The practice of dental hygiene exposes practitioners to work related musculoskeletal disorders risk factors of repetitive motion, pinch-grasp, force, vibration, and prolonged awkward positions. According to the Dental Research Journal, dentistry is "considered by the practitioners and most of the public as being extremely hazardous.
If you are not proactive in taking care of your musculoskeletal health, your career will inherently be short lived. The nature of their work includes unique positioning challenges for dental hygienists which leads them predisposed to certain muscle imbalances that can be worsened by specific exercises. Read on to learn how to properly exercise to correct these imbalances and alleviate pain.
Generic fitness will make only make pain worse
Dental professionals are prone to painful muscle imbalances which can become worse through exercises that might not be a problem for the general public. Generic exercise programs, or “one size fits all” as I like to call them (Beachbody, Group Fitness, Pilates, and Yoga) need to be modified to remove those harmful exercises that can throw them into the vicious pain cycle.
Example 1: Hygienists typically have rounded shoulders and forward head which causes chronic neck pain. Studies show that a whopping two thirds of hygienists suffer from this. Without addressing the underlying causes properly, this will only worsen over time. However, this can be fixed through corrective exercise meaning, we must target certain muscles that are weak and underactive. If you are doing an exercise program that works the muscles that are OVERACTIVE, this will only make things worse.
Example 2: Excessive sitting as well as leaning forward and twisting on the job leads to low back pain. While paying attention to your form is important, like with neck pain, there are certain muscles that are weak and underdeveloped and need to be strengthened. This can be done through a specialized strength training program which will also help to build muscular endurance so your muscles can sustain being utilized throughout an entire workday.
If you want to learn more, I have a specialized program that is designed specifically for dental professionals. Click here to book a free call to learn more.
Stretching is only part of the equation!
If you are a person who stretches regularly, you may notice that while it may help alleviate pain temporarily, it always seems to find its way back to you. This is because your muscles are like rubber bands. They can be stretched and lengthened however they will bounce right back if you don’t take any other action towards strengthening these muscles. This is like brushing your teeth but not flossing. Or vice versa.
You see there are two parts to a corrective exercise program:
Part 1: stretch the overactive muscles
Part 2: strengthen the underactive muscles.
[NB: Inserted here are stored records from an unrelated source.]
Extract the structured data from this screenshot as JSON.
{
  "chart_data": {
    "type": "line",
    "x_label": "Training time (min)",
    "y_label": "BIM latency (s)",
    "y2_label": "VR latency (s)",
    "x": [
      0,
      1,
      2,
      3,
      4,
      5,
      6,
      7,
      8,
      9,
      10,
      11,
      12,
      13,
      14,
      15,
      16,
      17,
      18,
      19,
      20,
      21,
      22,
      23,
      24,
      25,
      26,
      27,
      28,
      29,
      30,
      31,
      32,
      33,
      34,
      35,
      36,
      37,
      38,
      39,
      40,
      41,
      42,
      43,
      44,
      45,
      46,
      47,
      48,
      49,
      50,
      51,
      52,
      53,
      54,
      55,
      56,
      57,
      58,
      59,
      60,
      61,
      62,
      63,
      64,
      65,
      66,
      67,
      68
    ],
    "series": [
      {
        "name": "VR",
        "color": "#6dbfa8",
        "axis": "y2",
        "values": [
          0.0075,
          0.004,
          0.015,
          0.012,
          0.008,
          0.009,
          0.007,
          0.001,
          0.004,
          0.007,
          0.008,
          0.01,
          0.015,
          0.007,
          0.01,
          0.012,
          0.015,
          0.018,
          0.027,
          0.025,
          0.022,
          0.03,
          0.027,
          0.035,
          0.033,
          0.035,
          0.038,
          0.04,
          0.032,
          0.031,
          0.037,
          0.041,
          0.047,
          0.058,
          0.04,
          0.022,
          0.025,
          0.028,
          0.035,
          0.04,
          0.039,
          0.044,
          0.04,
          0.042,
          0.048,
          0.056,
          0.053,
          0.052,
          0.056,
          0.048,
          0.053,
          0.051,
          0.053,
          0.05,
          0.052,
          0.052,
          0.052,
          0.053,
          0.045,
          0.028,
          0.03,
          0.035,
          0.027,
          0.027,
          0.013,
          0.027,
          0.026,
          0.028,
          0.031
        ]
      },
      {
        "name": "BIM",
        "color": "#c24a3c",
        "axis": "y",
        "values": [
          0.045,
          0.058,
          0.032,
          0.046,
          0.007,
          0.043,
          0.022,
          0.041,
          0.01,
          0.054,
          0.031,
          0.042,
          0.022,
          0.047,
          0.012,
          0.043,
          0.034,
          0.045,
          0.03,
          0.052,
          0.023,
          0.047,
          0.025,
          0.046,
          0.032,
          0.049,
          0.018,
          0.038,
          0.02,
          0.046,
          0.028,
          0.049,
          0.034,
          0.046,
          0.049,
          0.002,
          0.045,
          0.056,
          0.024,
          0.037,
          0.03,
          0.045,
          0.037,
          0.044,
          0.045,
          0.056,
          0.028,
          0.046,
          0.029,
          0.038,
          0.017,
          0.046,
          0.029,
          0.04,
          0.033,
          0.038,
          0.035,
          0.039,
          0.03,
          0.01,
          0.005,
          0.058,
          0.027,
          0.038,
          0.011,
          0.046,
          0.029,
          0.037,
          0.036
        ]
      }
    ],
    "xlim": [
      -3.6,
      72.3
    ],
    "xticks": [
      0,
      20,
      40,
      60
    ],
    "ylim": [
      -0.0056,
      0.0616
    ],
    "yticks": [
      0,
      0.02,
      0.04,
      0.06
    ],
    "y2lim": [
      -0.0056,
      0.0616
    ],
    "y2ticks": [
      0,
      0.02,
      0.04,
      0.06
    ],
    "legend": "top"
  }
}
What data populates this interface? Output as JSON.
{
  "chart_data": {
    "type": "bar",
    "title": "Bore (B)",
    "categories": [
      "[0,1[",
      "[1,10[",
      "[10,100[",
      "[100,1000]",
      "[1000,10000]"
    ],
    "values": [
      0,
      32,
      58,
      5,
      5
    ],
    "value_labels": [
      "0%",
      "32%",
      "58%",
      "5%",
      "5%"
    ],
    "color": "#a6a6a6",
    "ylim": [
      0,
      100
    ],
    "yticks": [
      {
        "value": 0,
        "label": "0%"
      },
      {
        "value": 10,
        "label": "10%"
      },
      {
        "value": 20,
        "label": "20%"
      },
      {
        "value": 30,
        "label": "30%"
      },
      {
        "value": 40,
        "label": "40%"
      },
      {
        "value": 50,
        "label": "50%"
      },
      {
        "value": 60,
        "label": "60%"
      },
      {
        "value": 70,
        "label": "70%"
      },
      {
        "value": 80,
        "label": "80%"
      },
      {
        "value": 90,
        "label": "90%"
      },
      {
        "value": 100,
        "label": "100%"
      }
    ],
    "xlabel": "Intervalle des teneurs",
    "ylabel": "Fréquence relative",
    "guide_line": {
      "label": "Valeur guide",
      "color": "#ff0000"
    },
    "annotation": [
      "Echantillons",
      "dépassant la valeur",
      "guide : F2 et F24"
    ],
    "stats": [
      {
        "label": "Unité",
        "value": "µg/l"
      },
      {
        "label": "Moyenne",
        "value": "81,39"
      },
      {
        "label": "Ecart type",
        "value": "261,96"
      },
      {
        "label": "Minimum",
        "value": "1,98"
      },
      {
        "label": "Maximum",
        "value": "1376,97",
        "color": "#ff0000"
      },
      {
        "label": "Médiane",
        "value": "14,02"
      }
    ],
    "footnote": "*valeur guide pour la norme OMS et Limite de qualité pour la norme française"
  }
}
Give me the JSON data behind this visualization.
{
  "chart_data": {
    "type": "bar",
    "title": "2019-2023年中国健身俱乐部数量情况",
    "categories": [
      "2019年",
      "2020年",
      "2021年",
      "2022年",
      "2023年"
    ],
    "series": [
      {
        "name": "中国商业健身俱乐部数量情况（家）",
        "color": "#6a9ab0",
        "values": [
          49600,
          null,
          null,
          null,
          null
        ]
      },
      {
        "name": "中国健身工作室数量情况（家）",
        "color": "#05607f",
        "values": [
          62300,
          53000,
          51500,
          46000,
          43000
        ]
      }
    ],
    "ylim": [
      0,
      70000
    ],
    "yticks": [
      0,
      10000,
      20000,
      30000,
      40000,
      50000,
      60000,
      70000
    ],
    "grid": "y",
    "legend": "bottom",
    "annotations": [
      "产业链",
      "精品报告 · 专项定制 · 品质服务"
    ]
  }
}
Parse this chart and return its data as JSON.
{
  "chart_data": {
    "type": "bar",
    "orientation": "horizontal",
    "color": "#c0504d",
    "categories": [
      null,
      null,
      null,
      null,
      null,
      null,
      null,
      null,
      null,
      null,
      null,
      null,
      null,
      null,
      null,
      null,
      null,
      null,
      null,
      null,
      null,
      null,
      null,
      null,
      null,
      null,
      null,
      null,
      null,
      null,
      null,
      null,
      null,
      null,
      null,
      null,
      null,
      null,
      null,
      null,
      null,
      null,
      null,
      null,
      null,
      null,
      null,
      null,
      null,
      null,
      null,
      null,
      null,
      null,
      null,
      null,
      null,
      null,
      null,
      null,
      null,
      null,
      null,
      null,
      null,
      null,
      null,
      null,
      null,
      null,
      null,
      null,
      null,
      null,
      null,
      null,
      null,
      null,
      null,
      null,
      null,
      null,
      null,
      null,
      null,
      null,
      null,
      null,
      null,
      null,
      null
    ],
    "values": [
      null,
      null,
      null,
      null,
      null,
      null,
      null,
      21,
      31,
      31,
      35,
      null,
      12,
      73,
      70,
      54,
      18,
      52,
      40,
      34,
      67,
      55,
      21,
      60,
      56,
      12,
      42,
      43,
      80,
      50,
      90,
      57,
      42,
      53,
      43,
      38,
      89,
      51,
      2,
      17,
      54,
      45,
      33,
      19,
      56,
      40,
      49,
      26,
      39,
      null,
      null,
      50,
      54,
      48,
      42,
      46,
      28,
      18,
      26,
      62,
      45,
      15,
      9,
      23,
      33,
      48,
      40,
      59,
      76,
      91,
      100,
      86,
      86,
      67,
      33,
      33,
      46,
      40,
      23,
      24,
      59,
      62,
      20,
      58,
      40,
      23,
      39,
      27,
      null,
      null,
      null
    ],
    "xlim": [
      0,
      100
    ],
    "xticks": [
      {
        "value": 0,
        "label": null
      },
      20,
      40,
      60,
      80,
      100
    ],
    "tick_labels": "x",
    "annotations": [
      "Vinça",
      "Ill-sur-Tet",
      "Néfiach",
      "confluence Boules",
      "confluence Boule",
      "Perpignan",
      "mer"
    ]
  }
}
This type of programming will correct any imbalances that may be present. For example, chronic neck pain consists of tight upper traps, levator scapula and pec muscles. These need to first be stretched then, the lower traps and shoulder stabilizing muscles need to strengthened.
In short, when muscles are short and tight from overuse, this causes pain. On the contrary, strength training lengthens muscles over time and will only help to reduce pain and alleviate it all together!
If you are suffering from pain in or outside or work, this is your body’s way of telling you something isn’t right. We need to listen to this! A lot of people think that this is just part of the job and that they have to deal with it. I’m here to tell you that this is not the case. Through a proper strength training program, this pain can be eliminated, and your work can become enjoyable and productive for many years to come.